To be honest, most men aren't going to walk into a workplace full of women and start acting all blokey and crass; flirty yes; shy perhaps. It would be an eye opener if you could see how he behaves around other men; that could be a good indicator of whether he's just putting on the gentlemen act for the benefit of you and your female colleagues.

Also, if there are no men in your workplace, then it means he's got to find someone to chat with and that, it seems, is you OP.

MiniTheMinx Tue 02-Dec-14 21:53:06

Make him feel that you are pleased to see him, make him feel like a confident man standing in front of a woman who likes him.

Ask about something local- Christmas lights or a local band, something that is happening, and mention that you would like to go. Find out if he likes films, and then a few weeks later mention a film and say you would love to go but don't have anyone to go with you. Just drop hints and see if he picks up on it.

mooth Tue 02-Dec-14 22:13:01

How about 'we must have a drink together sometime'.

That used to work for me, back in the day....

DoesThisMeanAnything Tue 02-Dec-14 22:16:33

No, perhaps, MadeMan. There are a few other men in my workplace, just not who he comes into contact with. I agree, I wouldn't know what he's like around other men.

It's not the chatting I was wondering about really. I talk to pretty much everyone. It was the other stuff. I wasn't sure if it indicated a level of interest above friendly chat at work.

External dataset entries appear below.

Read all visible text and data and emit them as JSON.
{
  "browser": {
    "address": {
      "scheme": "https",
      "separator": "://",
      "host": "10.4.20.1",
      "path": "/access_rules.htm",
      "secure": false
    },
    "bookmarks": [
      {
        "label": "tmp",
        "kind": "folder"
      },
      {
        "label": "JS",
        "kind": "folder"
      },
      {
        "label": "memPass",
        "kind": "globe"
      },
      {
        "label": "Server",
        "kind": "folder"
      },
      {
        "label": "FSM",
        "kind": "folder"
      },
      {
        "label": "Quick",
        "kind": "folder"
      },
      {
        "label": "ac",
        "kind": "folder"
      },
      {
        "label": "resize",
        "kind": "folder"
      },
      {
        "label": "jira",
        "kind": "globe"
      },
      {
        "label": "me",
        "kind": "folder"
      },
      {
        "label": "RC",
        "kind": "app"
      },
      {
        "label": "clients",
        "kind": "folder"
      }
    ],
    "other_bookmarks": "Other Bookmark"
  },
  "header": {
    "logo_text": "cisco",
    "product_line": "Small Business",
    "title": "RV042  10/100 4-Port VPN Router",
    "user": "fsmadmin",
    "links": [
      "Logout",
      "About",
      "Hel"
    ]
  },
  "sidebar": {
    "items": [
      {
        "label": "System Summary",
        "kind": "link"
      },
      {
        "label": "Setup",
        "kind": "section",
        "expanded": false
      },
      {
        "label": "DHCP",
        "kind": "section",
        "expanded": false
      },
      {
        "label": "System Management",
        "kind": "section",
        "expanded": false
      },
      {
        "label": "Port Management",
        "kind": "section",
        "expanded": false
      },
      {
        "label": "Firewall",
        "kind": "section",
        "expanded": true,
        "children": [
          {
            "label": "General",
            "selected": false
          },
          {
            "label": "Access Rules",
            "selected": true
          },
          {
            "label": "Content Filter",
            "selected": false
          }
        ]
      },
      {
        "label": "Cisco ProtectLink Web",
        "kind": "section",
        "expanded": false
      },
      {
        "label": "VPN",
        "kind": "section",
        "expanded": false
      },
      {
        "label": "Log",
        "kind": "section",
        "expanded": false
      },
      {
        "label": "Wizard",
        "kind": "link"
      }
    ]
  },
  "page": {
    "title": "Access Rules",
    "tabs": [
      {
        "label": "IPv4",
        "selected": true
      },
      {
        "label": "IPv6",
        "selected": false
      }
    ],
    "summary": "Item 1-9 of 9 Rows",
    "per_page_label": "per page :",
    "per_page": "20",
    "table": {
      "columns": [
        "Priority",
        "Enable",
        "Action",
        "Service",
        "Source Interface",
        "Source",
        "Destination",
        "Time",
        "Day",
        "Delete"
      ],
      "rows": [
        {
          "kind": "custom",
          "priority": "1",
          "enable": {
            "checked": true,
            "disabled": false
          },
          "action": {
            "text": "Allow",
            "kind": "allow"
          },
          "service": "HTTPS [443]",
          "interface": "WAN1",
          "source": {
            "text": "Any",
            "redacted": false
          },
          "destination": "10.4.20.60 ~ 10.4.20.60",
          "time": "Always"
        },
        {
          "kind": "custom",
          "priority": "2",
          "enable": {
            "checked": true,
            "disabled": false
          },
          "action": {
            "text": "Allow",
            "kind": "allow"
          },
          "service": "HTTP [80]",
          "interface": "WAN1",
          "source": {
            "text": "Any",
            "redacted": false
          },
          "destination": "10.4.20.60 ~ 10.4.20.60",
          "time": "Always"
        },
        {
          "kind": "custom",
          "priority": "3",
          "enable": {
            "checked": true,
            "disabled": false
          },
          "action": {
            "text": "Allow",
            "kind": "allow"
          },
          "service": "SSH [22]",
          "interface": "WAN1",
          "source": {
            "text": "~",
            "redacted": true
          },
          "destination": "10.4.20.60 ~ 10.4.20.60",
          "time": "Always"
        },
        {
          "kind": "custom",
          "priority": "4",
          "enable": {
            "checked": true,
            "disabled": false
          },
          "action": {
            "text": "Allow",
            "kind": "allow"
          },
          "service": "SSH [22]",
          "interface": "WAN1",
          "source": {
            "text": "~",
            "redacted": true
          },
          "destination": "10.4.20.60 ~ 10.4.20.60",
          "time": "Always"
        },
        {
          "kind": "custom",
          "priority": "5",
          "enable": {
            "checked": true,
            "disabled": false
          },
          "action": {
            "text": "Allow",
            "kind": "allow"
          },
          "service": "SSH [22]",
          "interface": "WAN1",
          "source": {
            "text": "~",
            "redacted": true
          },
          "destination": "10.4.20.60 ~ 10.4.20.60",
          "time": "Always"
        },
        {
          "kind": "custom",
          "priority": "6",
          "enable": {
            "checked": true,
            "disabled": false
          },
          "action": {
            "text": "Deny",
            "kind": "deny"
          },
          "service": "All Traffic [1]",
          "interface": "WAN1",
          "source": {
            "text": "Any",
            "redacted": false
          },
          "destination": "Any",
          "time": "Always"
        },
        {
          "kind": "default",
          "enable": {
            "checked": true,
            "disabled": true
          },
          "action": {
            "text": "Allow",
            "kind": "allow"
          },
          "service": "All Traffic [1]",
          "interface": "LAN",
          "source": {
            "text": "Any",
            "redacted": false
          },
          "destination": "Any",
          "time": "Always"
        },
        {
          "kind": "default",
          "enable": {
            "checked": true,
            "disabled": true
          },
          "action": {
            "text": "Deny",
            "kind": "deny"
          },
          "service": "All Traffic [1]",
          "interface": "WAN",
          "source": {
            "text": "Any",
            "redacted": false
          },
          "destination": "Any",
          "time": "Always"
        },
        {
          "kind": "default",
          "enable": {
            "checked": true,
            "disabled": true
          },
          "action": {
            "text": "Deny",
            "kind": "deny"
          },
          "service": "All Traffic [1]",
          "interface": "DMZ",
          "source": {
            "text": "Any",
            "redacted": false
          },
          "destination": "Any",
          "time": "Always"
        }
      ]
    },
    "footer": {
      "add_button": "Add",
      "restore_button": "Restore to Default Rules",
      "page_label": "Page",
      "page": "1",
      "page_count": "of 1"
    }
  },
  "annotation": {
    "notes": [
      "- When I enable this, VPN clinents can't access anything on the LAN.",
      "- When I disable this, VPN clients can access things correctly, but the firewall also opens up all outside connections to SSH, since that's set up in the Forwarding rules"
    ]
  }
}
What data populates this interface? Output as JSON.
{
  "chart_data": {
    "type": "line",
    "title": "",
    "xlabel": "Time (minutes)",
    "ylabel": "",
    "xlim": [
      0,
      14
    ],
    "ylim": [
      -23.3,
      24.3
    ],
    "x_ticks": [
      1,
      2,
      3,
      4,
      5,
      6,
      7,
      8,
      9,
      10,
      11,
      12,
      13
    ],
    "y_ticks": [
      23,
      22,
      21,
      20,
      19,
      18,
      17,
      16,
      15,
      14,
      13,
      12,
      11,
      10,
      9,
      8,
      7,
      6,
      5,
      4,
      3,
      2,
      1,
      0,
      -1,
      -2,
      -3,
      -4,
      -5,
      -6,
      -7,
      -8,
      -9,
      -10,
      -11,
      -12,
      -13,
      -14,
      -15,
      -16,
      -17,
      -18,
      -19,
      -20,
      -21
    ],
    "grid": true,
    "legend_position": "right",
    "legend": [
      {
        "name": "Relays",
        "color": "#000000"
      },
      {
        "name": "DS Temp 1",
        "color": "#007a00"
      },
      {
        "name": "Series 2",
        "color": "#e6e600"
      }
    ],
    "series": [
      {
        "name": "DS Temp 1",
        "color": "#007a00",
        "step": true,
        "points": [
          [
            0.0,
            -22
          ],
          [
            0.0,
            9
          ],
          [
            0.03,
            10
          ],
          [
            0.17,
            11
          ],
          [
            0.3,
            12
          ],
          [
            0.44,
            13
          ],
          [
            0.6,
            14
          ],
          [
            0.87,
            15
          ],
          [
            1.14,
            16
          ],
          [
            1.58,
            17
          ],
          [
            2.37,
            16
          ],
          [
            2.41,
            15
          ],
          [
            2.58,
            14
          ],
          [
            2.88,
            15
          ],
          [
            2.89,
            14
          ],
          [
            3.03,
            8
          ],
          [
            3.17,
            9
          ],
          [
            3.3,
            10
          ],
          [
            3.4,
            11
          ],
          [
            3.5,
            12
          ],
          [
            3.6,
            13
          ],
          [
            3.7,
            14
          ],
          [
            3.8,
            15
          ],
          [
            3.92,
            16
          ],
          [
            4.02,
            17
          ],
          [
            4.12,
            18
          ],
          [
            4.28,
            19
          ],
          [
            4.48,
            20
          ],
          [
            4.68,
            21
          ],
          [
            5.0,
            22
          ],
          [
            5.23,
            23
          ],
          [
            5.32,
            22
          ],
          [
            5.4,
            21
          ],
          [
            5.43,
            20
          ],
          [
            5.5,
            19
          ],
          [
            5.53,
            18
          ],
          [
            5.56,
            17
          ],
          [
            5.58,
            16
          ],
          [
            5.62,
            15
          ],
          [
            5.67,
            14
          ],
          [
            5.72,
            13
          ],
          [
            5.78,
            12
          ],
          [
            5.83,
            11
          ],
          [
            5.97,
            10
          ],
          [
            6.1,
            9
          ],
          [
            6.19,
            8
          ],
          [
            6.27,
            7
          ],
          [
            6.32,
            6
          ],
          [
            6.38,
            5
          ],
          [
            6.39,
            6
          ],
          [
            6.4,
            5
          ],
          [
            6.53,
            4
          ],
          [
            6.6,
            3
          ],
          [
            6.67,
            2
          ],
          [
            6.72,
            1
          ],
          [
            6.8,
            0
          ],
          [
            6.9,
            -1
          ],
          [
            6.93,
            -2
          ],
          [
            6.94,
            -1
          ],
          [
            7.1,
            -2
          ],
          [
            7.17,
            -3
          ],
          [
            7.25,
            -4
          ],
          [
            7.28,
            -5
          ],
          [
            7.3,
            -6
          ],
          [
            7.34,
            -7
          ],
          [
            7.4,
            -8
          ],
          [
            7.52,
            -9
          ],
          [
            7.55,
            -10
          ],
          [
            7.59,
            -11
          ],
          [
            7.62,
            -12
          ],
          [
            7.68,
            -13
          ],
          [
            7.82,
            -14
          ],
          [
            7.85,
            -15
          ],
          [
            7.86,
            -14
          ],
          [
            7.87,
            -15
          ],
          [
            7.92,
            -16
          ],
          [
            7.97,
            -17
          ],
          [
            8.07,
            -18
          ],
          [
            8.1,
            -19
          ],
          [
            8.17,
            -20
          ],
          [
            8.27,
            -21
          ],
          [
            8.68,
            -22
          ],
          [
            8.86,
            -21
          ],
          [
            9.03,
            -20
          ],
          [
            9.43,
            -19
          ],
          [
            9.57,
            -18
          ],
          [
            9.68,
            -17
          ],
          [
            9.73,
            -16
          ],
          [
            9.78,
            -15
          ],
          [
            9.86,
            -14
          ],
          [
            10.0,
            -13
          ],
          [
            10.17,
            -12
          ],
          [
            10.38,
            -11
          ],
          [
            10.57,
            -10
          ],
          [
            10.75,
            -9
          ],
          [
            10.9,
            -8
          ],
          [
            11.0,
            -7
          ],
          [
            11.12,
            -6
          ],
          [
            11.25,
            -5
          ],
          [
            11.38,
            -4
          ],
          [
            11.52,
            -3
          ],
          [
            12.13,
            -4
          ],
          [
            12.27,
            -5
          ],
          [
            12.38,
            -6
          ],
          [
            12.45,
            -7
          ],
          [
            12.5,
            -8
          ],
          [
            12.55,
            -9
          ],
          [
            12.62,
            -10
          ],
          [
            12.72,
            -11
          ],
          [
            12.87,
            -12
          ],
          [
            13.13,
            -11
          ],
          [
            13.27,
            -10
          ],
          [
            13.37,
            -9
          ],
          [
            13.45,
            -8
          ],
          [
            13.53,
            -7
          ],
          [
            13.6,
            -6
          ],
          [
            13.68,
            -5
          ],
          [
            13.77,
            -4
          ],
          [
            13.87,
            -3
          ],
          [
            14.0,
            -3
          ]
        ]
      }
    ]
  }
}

Blimey, Mini. That feels like a terribly tall order! grin I'll try...

I suppose, ideally, it would be nice to go out for something over the Christmas holidays.

MiniTheMinx Tue 02-Dec-14 22:18:43

I hope you are going to keep us posted grin

DoesThisMeanAnything Tue 02-Dec-14 22:21:04

Oh yeah, that's a good idea, mooth wink would kind of like it to come from him though really. If it's going to.

I asked out the last man I went on a date with. I would just be nice to be asked!

VerityWaves Tue 02-Dec-14 22:21:09

He likes you

DoesThisMeanAnything Tue 02-Dec-14 22:22:14

Ha, well will see him later on this week, but doubt there'd be any progress.

I will update though if anything happens smile

mooth Tue 02-Dec-14 22:26:38

Okay so say something like 'well I definitely need a large G and T/glass of wine/plate of cheesy chips/whatever after today!' Then he can say 'yes, me too, let me buy you one'....

I'm getting quite excited about this!

MadeMan Tue 02-Dec-14 22:28:21

Mini has got the right idea if you want to find out his level of interest, DoesThis. Drop some big hints about wanting to see a film/christmas lights and not having anyone to go with; that's the kind of thing you will have to do if you want to prise his true intentions out of him. Don't say it like, "I have nobody to go to the film with, but I was thinking maybe of otherwise asking my sister" ; that will likely put him off and he'll just let you go with your sister. Never introduce possible alternatives; make it clear you have absolutely nobody to go with and you won't go alone.

Lending you books is a good sign though. smile

DoesThisMeanAnything Tue 02-Dec-14 22:36:11

Oh no, don't get excited! Argh, the pressure!

Mm, might be time to start thinking then...

Thanks for all the advice and, if anything happens, I'll let you know.